Comparison of Performance Models Local Calibration Approaches — MLE vs. Least Square

PMED (Pavement Mechanistic-Empirical Design) is a state-of-the-art analysis and design tool for flexible and rigid pavements. The transfer functions in the PMED are nationally calibrated and may provide unrealistic predictions for the local conditions, leading to under-design or over-design of pavement layer thicknesses. Therefore, the PMED models need recalibration for local conditions. Several studies have recalibrated the transfer functions for local conditions using the Least Square (LS) approach. Although LS is a widely used approach, it requires certain assumptions which may not be valid for non-normally distributed data.
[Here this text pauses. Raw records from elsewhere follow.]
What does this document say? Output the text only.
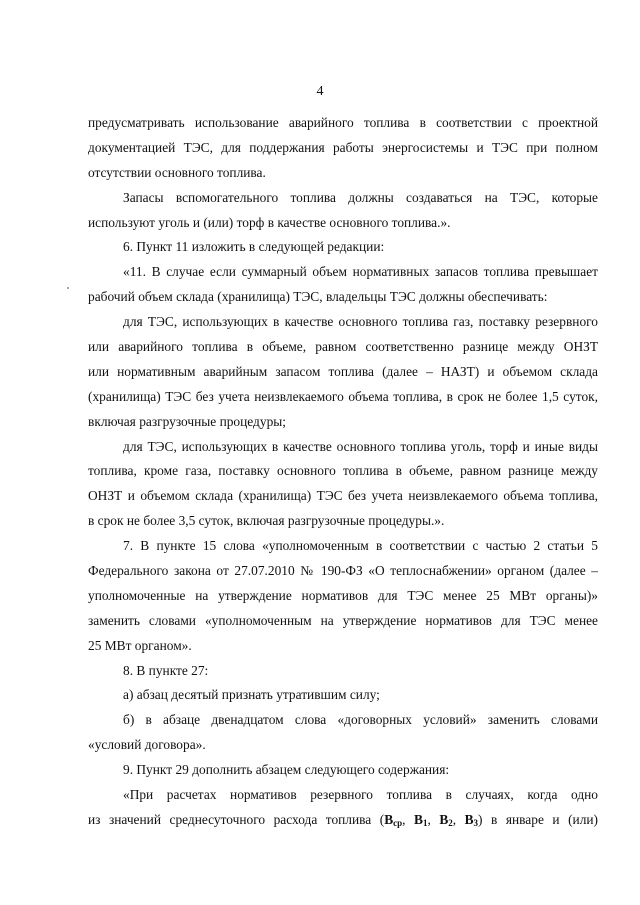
4
предусматривать использование аварийного топлива в соответствии с проектной
документацией ТЭС, для поддержания работы энергосистемы и ТЭС при полном
отсутствии основного топлива.
Запасы вспомогательного топлива должны создаваться на ТЭС, которые
используют уголь и (или) торф в качестве основного топлива.».
6. Пункт 11 изложить в следующей редакции:
«11. В случае если суммарный объем нормативных запасов топлива превышает
рабочий объем склада (хранилища) ТЭС, владельцы ТЭС должны обеспечивать:
для ТЭС, использующих в качестве основного топлива газ, поставку резервного
или аварийного топлива в объеме, равном соответственно разнице между ОНЗТ
или нормативным аварийным запасом топлива (далее – НАЗТ) и объемом склада
(хранилища) ТЭС без учета неизвлекаемого объема топлива, в срок не более 1,5 суток,
включая разгрузочные процедуры;
для ТЭС, использующих в качестве основного топлива уголь, торф и иные виды
топлива, кроме газа, поставку основного топлива в объеме, равном разнице между
ОНЗТ и объемом склада (хранилища) ТЭС без учета неизвлекаемого объема топлива,
в срок не более 3,5 суток, включая разгрузочные процедуры.».
7. В пункте 15 слова «уполномоченным в соответствии с частью 2 статьи 5
Федерального закона от 27.07.2010 № 190-ФЗ «О теплоснабжении» органом (далее –
уполномоченные на утверждение нормативов для ТЭС менее 25 МВт органы)»
заменить словами «уполномоченным на утверждение нормативов для ТЭС менее
25 МВт органом».
8. В пункте 27:
а) абзац десятый признать утратившим силу;
б) в абзаце двенадцатом слова «договорных условий» заменить словами
«условий договора».
9. Пункт 29 дополнить абзацем следующего содержания:
«При расчетах нормативов резервного топлива в случаях, когда одно
из значений среднесуточного расхода топлива ($B_{ср}$, $B_1$, $B_2$, $B_3$) в январе и (или)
This study uses the Maximum Likelihood Estimate (MLE) approach to calibrate the transfer functions for PMED v2.6. The MLE approach optimizes a given function by matching predictions with a known distribution. MLE used four probability distributions: exponential, gamma, log-normal, and negative binomial. The paper presents local transverse and bottom-up cracking calibration for rigid and flexible, respectively. A total of 54 and 78 pavement sections for rigid and flexible pavements, respectively, are selected from the Michigan Department of Transportation (MDOT) Pavement Management System (PMS) database. The selection is based on the observed performance and availability of the PMED inputs. The results show that MLE outperformed the LS approach for both cracking models. MLE provides more robust calibration coefficients, especially for non-normal data distributions.